Cuando no lo hace, el líquido peritoneal desciende produciéndose lo que se
llama hidrocele comunicante, ya que el líquido sale hacia abajo durante el
día y vuelve a la cavidad peritoneal durante el reposo o el sueño.
Estos hidroceles son exactamente iguales que una hernia, la única diferencia es
que el saco contiene líquido en vez del contenido del intestino o epiplón de
la hernia. Este tipo de hidrocele debe ser operado en el momento que se diagnostique,
a cualquier edad.
Otro tipo de hidrocele que se puede ver desde el momento del nacimiento
y que no requiere intervención inmediata, es el llamado hidrocele tabicado
que puede tener dos localizaciones:
Abajo, en el escroto, llamado
hidrocele tabicado del testículo.
En el trayecto del cordón,
este último tipo es conocido impropiamente
desde tiempos inmemoriales como "Quistes del Cordón".

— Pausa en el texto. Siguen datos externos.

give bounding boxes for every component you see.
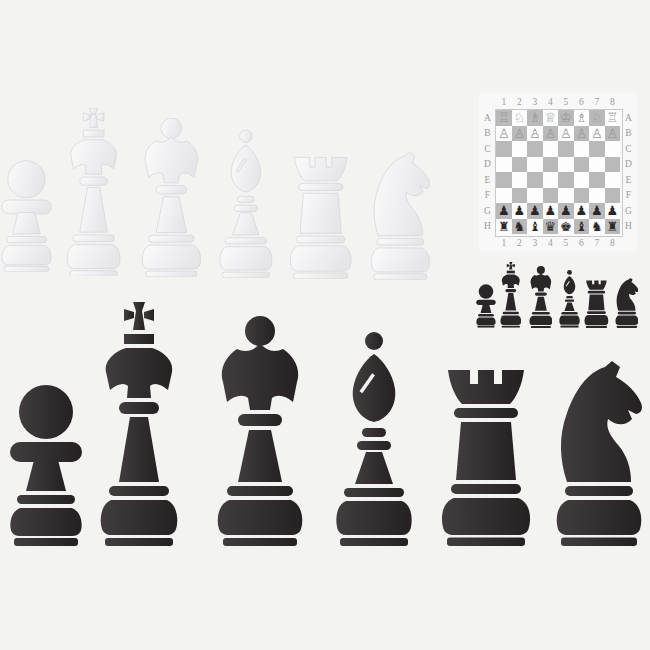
file-label-top-7: 7: [589, 93, 605, 110]
file-label-top-5: 5: [558, 93, 574, 110]
square-A6: ♗: [574, 110, 590, 126]
board-piece-glyph: ♔: [560, 110, 572, 126]
rank-label-right-H: H: [620, 219, 637, 235]
rank-label-left-G: G: [479, 203, 496, 219]
board-piece-glyph: ♟: [575, 203, 587, 219]
square-G5: ♟: [558, 203, 574, 219]
board-corner: [479, 234, 496, 251]
square-A3: ♗: [527, 110, 543, 126]
square-C8: [605, 141, 621, 157]
board-corner: [620, 234, 637, 251]
file-label-bottom-5: 5: [558, 234, 574, 251]
board-piece-glyph: ♟: [591, 203, 603, 219]
square-H7: ♞: [589, 219, 605, 235]
square-D4: [543, 157, 559, 173]
file-label-top-6: 6: [574, 93, 590, 110]
square-D1: [496, 157, 512, 173]
board-piece-glyph: ♘: [591, 110, 603, 126]
square-H6: ♝: [574, 219, 590, 235]
square-B8: ♙: [605, 126, 621, 142]
board-piece-glyph: ♙: [513, 126, 525, 142]
board-piece-glyph: ♙: [575, 126, 587, 142]
black-small-pawn-figure: [476, 284, 496, 328]
rank-label-right-F: F: [620, 188, 637, 204]
square-A5: ♔: [558, 110, 574, 126]
square-D2: [512, 157, 528, 173]
white-queen-figure: [141, 118, 202, 277]
board-piece-glyph: ♟: [606, 203, 618, 219]
rank-label-left-E: E: [479, 172, 496, 188]
file-label-bottom-6: 6: [574, 234, 590, 251]
square-H8: ♜: [605, 219, 621, 235]
file-label-bottom-7: 7: [589, 234, 605, 251]
square-A7: ♘: [589, 110, 605, 126]
black-small-rook-figure: [584, 280, 609, 328]
board-piece-glyph: ♛: [544, 219, 556, 235]
file-label-bottom-3: 3: [527, 234, 543, 251]
board-piece-glyph: ♟: [560, 203, 572, 219]
board-piece-glyph: ♕: [544, 110, 556, 126]
rank-label-left-B: B: [479, 126, 496, 142]
square-H3: ♝: [527, 219, 543, 235]
black-small-queen-figure: [529, 266, 553, 328]
square-C3: [527, 141, 543, 157]
square-A4: ♕: [543, 110, 559, 126]
board-piece-glyph: ♝: [575, 219, 587, 235]
square-G7: ♟: [589, 203, 605, 219]
board-piece-glyph: ♘: [513, 110, 525, 126]
board-diagram: 12345678A♖♘♗♕♔♗♘♖AB♙♙♙♙♙♙♙♙BCCDDEEFFG♟♟♟…: [479, 93, 637, 251]
rank-label-right-A: A: [620, 110, 637, 126]
square-B4: ♙: [543, 126, 559, 142]
white-rook-figure: [289, 156, 352, 279]
square-B3: ♙: [527, 126, 543, 142]
square-B1: ♙: [496, 126, 512, 142]
rank-label-left-D: D: [479, 157, 496, 173]
square-D5: [558, 157, 574, 173]
square-B6: ♙: [574, 126, 590, 142]
file-label-top-1: 1: [496, 93, 512, 110]
square-D3: [527, 157, 543, 173]
chess-art-canvas: 12345678A♖♘♗♕♔♗♘♖AB♙♙♙♙♙♙♙♙BCCDDEEFFG♟♟♟…: [0, 0, 650, 650]
square-C6: [574, 141, 590, 157]
square-A8: ♖: [605, 110, 621, 126]
square-E4: [543, 172, 559, 188]
square-F2: [512, 188, 528, 204]
square-E5: [558, 172, 574, 188]
black-small-king-figure: [500, 262, 522, 328]
square-F3: [527, 188, 543, 204]
rank-label-right-C: C: [620, 141, 637, 157]
black-small-bishop-figure: [559, 270, 580, 328]
square-D7: [589, 157, 605, 173]
board-piece-glyph: ♞: [513, 219, 525, 235]
rank-label-right-E: E: [620, 172, 637, 188]
board-piece-glyph: ♜: [606, 219, 618, 235]
white-pawn-figure: [1, 160, 52, 272]
board-piece-glyph: ♙: [591, 126, 603, 142]
square-F1: [496, 188, 512, 204]
square-G1: ♟: [496, 203, 512, 219]
square-D8: [605, 157, 621, 173]
rank-label-left-H: H: [479, 219, 496, 235]
square-E1: [496, 172, 512, 188]
square-F5: [558, 188, 574, 204]
black-knight-figure: [555, 361, 643, 546]
board-piece-glyph: ♗: [529, 110, 541, 126]
square-C1: [496, 141, 512, 157]
file-label-bottom-8: 8: [605, 234, 621, 251]
square-F6: [574, 188, 590, 204]
square-G4: ♟: [543, 203, 559, 219]
board-piece-glyph: ♟: [529, 203, 541, 219]
square-G3: ♟: [527, 203, 543, 219]
file-label-top-4: 4: [543, 93, 559, 110]
square-H4: ♛: [543, 219, 559, 235]
board-corner: [620, 93, 637, 110]
board-piece-glyph: ♙: [606, 126, 618, 142]
black-rook-figure: [440, 368, 532, 546]
board-piece-glyph: ♟: [498, 203, 510, 219]
rank-label-left-C: C: [479, 141, 496, 157]
board-piece-glyph: ♞: [591, 219, 603, 235]
file-label-bottom-1: 1: [496, 234, 512, 251]
rank-label-right-D: D: [620, 157, 637, 173]
file-label-top-3: 3: [527, 93, 543, 110]
square-E6: [574, 172, 590, 188]
white-bishop-figure: [219, 130, 273, 278]
file-label-top-8: 8: [605, 93, 621, 110]
square-C5: [558, 141, 574, 157]
board-piece-glyph: ♙: [529, 126, 541, 142]
square-E7: [589, 172, 605, 188]
board-piece-glyph: ♝: [529, 219, 541, 235]
white-knight-figure: [370, 152, 431, 280]
square-B7: ♙: [589, 126, 605, 142]
square-C7: [589, 141, 605, 157]
board-piece-glyph: ♖: [498, 110, 510, 126]
square-B2: ♙: [512, 126, 528, 142]
rank-label-right-G: G: [620, 203, 637, 219]
board-piece-glyph: ♗: [575, 110, 587, 126]
square-H1: ♜: [496, 219, 512, 235]
square-A2: ♘: [512, 110, 528, 126]
black-small-knight-figure: [615, 278, 639, 328]
black-king-figure: [99, 302, 179, 546]
board-piece-glyph: ♜: [498, 219, 510, 235]
black-queen-figure: [216, 316, 304, 546]
black-pawn-figure: [9, 384, 83, 546]
square-F8: [605, 188, 621, 204]
square-F4: [543, 188, 559, 204]
board-piece-glyph: ♙: [560, 126, 572, 142]
square-E3: [527, 172, 543, 188]
file-label-bottom-4: 4: [543, 234, 559, 251]
square-G2: ♟: [512, 203, 528, 219]
square-B5: ♙: [558, 126, 574, 142]
file-label-bottom-2: 2: [512, 234, 528, 251]
white-king-figure: [66, 108, 121, 276]
board-piece-glyph: ♖: [606, 110, 618, 126]
board-corner: [479, 93, 496, 110]
rank-label-right-B: B: [620, 126, 637, 142]
board-piece-glyph: ♙: [498, 126, 510, 142]
board-piece-glyph: ♚: [560, 219, 572, 235]
board-piece-glyph: ♟: [544, 203, 556, 219]
square-E2: [512, 172, 528, 188]
board-piece-glyph: ♙: [544, 126, 556, 142]
square-A1: ♖: [496, 110, 512, 126]
rank-label-left-F: F: [479, 188, 496, 204]
square-D6: [574, 157, 590, 173]
file-label-top-2: 2: [512, 93, 528, 110]
square-E8: [605, 172, 621, 188]
square-H5: ♚: [558, 219, 574, 235]
square-H2: ♞: [512, 219, 528, 235]
rank-label-left-A: A: [479, 110, 496, 126]
square-G8: ♟: [605, 203, 621, 219]
board-piece-glyph: ♟: [513, 203, 525, 219]
square-C2: [512, 141, 528, 157]
square-G6: ♟: [574, 203, 590, 219]
square-C4: [543, 141, 559, 157]
black-bishop-figure: [335, 332, 413, 546]
square-F7: [589, 188, 605, 204]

La explicación para la aparición de estos hidroceles tabicados en los recién
nacidos es que representan líquido que queda atrapado por un proceso de
obliteración parcial del conducto peritoneo vaginal.
El líquido así
atrapado puede reabsorberse, de tal manera que el hidrocele que está presente
en el momento del nacimiento puede ser observado sin cirugía por un período
hasta que el niño cumpla un (1) año.
En este tiempo el volumen puede disminuirse, el hidrocele desaparece y el
niño no requiere de intervención, pero también puede pasar que el hidrocele
aumente de volumen. En este caso se comprobaría que existe una comunicación
con el peritoneo y el niño debe operarse.
El tratamiento final es del dominio del cirujano pediatra, en cuyas manos
la intervención debe tener una duración máxima entre 15 y 20 minutos, la
intervención requiere de anestesia general y el lapso de hospitalización
es de una noche, máximo dos.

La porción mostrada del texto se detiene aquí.